Esta série de artigos produzida pelos alunos do Mestrado em Desenvolvimento e Cooperação Internacional do ISEG, no âmbito da disciplina “Social Activism and Global Change”, lecionada pelas investigadoras da Oficina Global Ana Luísa Silva e Susana Réfega, fala sobre ativismo e mudança, a partir de reflexões sobre os processos de desenvolvimento e mobilização da sociedade civil, bem como dos seus diferentes modelos de atuação, para imaginar novas visões de futuro e os caminhos possíveis para a construção de um mundo mais justo e sustentável.

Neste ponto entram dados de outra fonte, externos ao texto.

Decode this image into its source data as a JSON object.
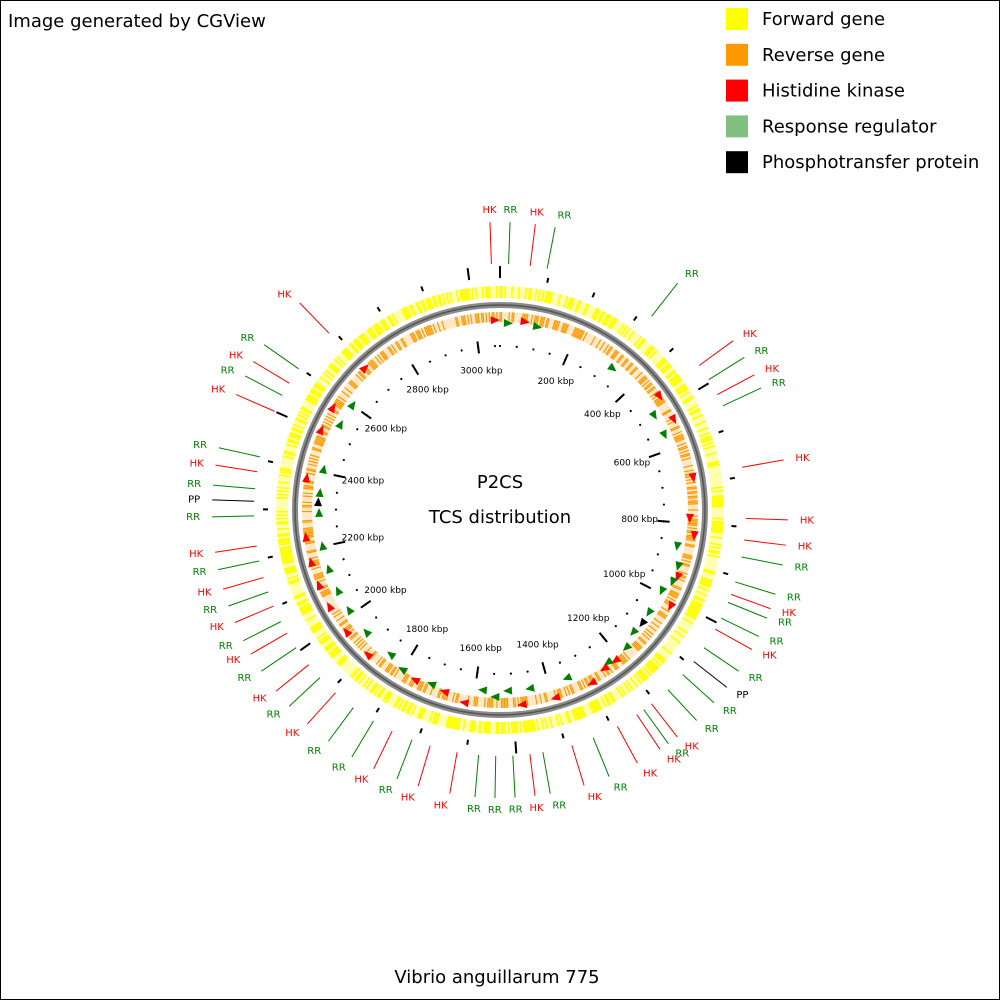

O dia 12 de outubro de 1972 – Américo Azevedo


O Fórum Social Mundial – Diogo Bugarim


O movimento Extinction Rebellion – Mila Dezan


A Clean Clothes Campaign – Amelie Fehm


Hansel Obando Collage/ Virtual Gallery for Shifting Power/ CC BY-NC-SA 4.0

Dicas da Oficina

Documentários | Histórias e lutas

Em linha com o tema desta edição, para quem gosta de documentários, há sugestões disponíveis online. Angola. Nos Trilhos da Independência (2015) é o primeiro documentário sobre a luta de libertação nacional produzido em Angola pela Fundação Tchiweka de Documentação e reúne depoimentos de angolanos. São Tomé e Príncipe. Retalhos de uma história (2015), desvenda, através de relatos, as divergências entre os protagonistas do processo político que conduziu à independência de São Tomé e Príncipe. Cabralista (2011), um documentário sobre as ideias do ativista e revolucionário Amílcar Cabral dividido em três partes – passado, presente e futuro – apresenta uma visão única sobre a África de ontem e hoje.


Dicas da Jessica Falconi

Eventos | 50 Anos do 25 de Abril

Em comemoração aos 50 anos do 25 de Abril estão a decorrer diversos eventos para celebrar a liberdade e a democracia. Tendo como ponto de partida a memória, as iniciativas propõem olhar para a história da resistência e da Revolução, passando pelos movimentos sociais e políticos, pela luta anticolonial e descolonização. A agenda com as diversas iniciativas, que compreendem conversas, exposições, espetáculos, workshops entre outros eventos, está no site da Comissão Comemorativa 50 anos 25 de Abril.


Dica da Renata Assis

Exposição | Revoluções – Guiné-Bissau, Angola e Portugal (1969-1974)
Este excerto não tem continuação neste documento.